Только Танькиного нытья мне недоставало. Подружка закусила
губу и выглядела совершенно несчастной.
— Положим, на пару дней мы его спрячем, — начала
она недовольно. — И что? Долго прятаться он не будет, характер не тот. А
Лом узнает, что он в городе, уже сегодня.
— Конечно, — хмыкнула я.
— И вовсе не потому, что я донесу, — нахмурилась
Танька еще больше и вроде бы даже оскорбилась. — Он в какой гостинице
остановился? То-то… Там Саид. Если он его не засек, так кто-нибудь из мальчиков
расстарался. Димка — Аркашин сынок, покойного, царство ему небесное, в городе
хорошо знали, да и сыночек в газетках промелькнул. Среди ста дураков непременно
отыщется один умник, который вспомнит и куда следует сигнализирует. И что
получится? Мы прячем беглого преступника на своей даче. Но это, конечно,
полбеды. Донесут Лому, а может, уже донесли. Господи, прости, и как ты перед
ним выкручиваться будешь? Ох, Ладка, смотри — твое прошлое сидение нагишом за
счастье покажется. Лом в тебе души не чает и при таком раскладе, рассвирепев,
запросто пришибет под горячую руку. Потом, возможно, опечалится и решит, что
погорячился, но тебе от этого легче не станет.
— Все? — гневно спросила я, встав перед Танькой с
видом драчливой собаки. — Высказалась?
Подружка уронила горькую слезу и жалобно сказала:
— Как близкий человек, я была обязана тебя
предупредить.
— Предупредить должен был твой Вовка.
— Он пытался, — вступилась Танька за
возлюбленного. — Звонил, а у меня совещание, болтать с ним было некогда, к
тому же он понес околесицу, и я грешным делом решила, что он с утра набрался, и
трубку бросила. Оказалось, зря. Тебе он, само собой, звонить не рискнул.

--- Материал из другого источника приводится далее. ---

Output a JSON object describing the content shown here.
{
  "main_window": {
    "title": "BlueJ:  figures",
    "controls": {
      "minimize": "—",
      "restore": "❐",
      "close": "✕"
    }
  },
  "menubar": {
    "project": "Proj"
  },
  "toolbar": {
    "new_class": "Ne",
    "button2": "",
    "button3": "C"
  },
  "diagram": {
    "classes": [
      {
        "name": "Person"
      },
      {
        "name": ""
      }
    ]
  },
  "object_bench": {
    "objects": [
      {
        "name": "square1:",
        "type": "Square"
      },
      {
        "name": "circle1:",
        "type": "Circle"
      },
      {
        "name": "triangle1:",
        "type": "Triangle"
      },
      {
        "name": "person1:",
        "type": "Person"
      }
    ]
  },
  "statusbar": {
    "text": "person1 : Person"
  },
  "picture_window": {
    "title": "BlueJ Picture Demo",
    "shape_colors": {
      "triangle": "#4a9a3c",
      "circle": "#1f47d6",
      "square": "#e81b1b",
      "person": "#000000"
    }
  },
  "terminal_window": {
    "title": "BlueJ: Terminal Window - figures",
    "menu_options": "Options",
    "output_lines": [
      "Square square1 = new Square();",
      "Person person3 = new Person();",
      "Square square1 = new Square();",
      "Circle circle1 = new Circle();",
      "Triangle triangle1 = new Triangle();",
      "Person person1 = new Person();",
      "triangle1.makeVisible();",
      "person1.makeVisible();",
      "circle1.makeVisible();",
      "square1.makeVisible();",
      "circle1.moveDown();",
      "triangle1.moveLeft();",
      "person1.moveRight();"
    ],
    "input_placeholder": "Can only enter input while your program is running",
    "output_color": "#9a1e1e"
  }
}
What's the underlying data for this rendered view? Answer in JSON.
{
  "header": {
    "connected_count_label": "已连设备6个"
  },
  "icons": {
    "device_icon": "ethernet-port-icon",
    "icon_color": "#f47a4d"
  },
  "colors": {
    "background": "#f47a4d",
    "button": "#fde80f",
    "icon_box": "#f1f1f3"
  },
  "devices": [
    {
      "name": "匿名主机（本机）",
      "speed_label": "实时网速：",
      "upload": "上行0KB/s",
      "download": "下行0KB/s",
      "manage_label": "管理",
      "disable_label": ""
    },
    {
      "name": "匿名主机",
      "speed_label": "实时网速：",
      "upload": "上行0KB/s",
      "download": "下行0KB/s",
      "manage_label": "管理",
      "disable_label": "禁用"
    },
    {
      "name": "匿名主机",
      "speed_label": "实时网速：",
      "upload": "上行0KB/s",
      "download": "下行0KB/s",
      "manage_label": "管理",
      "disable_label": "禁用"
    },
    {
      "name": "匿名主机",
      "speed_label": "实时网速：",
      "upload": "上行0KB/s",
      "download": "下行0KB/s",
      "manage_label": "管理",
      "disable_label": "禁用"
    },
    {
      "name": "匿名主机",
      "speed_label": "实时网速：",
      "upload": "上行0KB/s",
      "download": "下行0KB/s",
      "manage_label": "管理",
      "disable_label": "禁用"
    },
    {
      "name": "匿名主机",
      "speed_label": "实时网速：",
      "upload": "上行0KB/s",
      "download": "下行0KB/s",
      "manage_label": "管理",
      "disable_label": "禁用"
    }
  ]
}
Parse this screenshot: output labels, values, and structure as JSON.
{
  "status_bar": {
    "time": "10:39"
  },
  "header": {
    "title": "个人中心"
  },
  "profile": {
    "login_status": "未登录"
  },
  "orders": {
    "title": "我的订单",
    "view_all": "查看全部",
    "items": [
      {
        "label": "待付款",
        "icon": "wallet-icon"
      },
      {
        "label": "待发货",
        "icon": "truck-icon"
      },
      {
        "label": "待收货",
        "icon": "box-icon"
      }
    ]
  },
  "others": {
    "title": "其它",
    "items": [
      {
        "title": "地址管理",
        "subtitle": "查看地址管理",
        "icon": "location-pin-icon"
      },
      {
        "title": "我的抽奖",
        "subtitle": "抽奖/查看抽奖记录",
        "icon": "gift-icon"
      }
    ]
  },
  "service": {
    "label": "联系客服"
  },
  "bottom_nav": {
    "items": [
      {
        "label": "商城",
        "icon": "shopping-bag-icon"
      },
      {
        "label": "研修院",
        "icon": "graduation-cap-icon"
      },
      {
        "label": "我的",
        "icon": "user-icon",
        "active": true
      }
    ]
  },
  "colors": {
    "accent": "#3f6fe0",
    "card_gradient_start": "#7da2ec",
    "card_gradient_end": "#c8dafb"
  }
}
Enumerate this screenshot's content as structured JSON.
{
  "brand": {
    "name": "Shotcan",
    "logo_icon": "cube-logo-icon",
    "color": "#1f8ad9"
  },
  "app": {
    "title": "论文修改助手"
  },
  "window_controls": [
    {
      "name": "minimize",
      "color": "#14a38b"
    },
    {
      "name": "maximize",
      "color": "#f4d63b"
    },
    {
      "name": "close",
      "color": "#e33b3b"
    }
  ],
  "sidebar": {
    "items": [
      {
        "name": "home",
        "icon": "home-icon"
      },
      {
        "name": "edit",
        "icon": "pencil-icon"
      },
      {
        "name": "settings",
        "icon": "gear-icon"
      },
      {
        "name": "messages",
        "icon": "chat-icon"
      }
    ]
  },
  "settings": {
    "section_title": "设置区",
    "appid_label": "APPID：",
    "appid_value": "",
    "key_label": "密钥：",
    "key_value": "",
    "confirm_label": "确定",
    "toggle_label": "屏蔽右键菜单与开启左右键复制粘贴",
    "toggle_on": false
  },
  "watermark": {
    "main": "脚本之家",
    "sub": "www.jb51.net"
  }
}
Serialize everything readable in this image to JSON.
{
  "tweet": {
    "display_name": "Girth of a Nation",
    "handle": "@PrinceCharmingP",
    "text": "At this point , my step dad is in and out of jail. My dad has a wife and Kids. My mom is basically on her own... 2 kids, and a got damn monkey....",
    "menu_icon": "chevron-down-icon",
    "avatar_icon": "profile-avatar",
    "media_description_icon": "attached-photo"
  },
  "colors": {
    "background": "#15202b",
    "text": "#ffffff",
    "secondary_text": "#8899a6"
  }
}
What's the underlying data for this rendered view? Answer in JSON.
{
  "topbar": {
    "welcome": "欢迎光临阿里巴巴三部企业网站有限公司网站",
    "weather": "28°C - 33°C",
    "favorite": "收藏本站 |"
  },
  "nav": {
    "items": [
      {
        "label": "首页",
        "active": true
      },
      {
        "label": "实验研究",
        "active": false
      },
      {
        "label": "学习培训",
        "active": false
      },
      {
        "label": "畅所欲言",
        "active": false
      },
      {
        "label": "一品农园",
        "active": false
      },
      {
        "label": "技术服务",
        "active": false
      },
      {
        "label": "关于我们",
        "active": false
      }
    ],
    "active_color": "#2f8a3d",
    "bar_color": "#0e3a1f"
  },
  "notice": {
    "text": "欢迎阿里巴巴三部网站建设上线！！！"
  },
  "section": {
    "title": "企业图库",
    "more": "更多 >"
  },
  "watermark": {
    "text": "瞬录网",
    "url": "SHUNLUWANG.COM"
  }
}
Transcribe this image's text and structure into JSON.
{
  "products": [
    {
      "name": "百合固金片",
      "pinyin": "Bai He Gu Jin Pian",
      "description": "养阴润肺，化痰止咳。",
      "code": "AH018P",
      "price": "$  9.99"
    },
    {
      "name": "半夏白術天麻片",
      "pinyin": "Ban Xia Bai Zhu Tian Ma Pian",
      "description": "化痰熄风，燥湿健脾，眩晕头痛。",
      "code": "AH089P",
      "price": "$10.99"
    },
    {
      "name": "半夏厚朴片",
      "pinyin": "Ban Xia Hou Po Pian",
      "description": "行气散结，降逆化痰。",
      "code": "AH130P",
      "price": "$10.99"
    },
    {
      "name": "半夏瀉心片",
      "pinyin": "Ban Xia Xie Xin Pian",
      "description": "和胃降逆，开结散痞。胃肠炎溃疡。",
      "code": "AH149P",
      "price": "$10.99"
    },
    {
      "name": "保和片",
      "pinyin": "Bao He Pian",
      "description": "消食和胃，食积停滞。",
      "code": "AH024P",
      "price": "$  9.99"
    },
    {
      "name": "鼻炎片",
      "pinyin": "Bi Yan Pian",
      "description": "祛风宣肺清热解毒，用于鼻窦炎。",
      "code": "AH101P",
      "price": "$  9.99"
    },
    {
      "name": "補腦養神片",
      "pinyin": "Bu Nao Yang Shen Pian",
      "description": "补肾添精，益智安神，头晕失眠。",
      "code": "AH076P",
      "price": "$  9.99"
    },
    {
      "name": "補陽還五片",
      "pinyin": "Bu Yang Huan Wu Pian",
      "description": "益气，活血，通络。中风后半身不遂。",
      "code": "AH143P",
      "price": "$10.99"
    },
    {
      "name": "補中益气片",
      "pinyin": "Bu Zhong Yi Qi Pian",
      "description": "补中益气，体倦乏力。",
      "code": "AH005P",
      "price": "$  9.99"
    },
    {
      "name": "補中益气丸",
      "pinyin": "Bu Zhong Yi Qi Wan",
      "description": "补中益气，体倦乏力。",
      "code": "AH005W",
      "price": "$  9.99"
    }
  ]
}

— Отчего ж? — удивилась я.
— Ну… не по рангу… Опять же, через голову начальства
наверх не докладывают. Мой-то, может, и дурак, но понятие имеет.
— Воспитание, — рявкнула я и по кухне
закружилась. — Димка у матери был?
— Ночевал. А потом к моему заявился. Вчера вечером был
у тебя, на прежней квартире то есть. Валерочка обошелся с ним невежливо, а о
тебе и вовсе говорить не пожелал. Я ж докладывала — мадам его с должности
слетела, он дал ей отставку, а замену еще не нашел, оттого бедствует и злится.
Послать, что ль, на бедность по старой памяти? Вроде как пожертвование на
благотворительные цели?
— Пошли, — согласилась я.
— И правильно, доброе дело, оно в нужном месте всегда
зачтется. А мужик видный, чего ж добру пропадать?
— Ты про Димку рассказывай. — Танькино желание
увести разговор в сторону действовало мне на нервы.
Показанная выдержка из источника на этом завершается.